I’m instrumenting with a Writer monad to count the reversal lengths without disrupting the algorithm flow. So problem A can be solved with a simple getSum . execWriter . reversort invocation.

Now for problem C. We’re given a cost, and are tasked with generating a permutation of [1..N] that would match costs when reversorted. I’ll call that a (controlled) revershuffle operation. It takes a sorted list and shuffles it, striving to consume an exact reversal budget.

    Revershuffle(N,C) returns L:
      let L = [1..N]
      for i := N-1 downto 1
        { invariant: L[i] = N }
        let P = some_amount_to_be_determined
        Reverse(L[i..i+P-1])

Each reversal is intended to have cost P.⁴ So the total cost is going to be the sum of each step’s costs. Can we pick a distribution of them that sums to C while remaining compatible with the array bounds?

At each step, P has to be 1 or more, since that was the case for reversort: all reversals necessarily reversed at least one element. At step \(i\) (remember they count down), we’re bounded by the end of the list, so \(i+P-1\) cannot be greater than N, so \(P \le N-i+1\).

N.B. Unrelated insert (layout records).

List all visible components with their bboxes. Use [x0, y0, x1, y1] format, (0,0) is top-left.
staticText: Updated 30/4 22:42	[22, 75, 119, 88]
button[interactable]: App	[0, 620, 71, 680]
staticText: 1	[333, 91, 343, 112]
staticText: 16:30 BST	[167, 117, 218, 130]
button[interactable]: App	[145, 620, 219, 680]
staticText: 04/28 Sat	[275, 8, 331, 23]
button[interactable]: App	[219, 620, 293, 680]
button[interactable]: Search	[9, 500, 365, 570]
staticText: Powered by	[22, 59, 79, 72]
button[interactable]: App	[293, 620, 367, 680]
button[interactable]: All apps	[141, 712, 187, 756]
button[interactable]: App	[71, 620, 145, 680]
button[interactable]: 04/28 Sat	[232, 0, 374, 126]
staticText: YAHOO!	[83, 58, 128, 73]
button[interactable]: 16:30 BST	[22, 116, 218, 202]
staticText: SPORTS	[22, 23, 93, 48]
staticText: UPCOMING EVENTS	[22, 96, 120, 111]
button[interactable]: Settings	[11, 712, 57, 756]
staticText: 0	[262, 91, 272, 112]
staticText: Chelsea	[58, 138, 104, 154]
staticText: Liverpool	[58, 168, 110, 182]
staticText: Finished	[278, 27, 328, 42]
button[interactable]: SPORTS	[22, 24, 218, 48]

As discussed above, a list of N elements necessarily reverses \(N-1\) or more elements, so we can trivially dismiss those cases as impossible. We can also virtually discount them from our budget: this way we won’t have to worry too much about keeping enough budget to be able to complete the algorithm. Remove \(N-1\) first, then count all reversals as consuming as much budget as the sublist’s length without counting the minimum.

Transcribing that back to P constraints, we’ll have \(0 \le P \le N-i\).

The remaining problem is merely to consume enough of the remaining budget before reaching the end. That’s a rather easy problem to solve: we can simply greedily consume as much as is available per step, until the algorithm completes. This will make for an easy check of success: the remaining budget has fallen to zero. We won’t even need to ensure our earlier computation of maximum cost is correct.

-- | Shuffle [1..n] for an exact cost of c, if possible.
revershuffle :: Int -> Int -> Maybe [Int]
revershuffle n c = go (n - 1) [n] (c - n + 1) where
  go _ _ b | b < 0 = mzero
  go 0 l b = guard (b == 0) *> pure l
  go i l b =
    let p = min (n - i) b
        (before,after) = splitAt p l
    in go (i - 1) (reverse (i : before) ++ after) (b - p)

It’s expressed recursively, so it reads a bit different to the pseudocode, but it really works the same. The go helper takes and maintains the same i and L parameters, and an additional B one for the remaining budget. The recursion starts with \(i=N-1\) and ends when \(i=0\), either with a successfully revershuffled list, or in error if the whole budget wasn’t consumed. The other error case is overspending the budget.⁵

This concludes the qualifier’s problems A and C solutions. The complete code with I/O handling is on my github.

See you soon for problem B!

Post-scriptum: the round editorial mentions that

I beg to differ. I did the bounds analysis and agree it qualifies as math, but implementing the common sense algorithm doesn’t. The upper bound doesn’t need to be pre-checked for feasibility: it’s enough to iterate, pass it, and recognize the failure.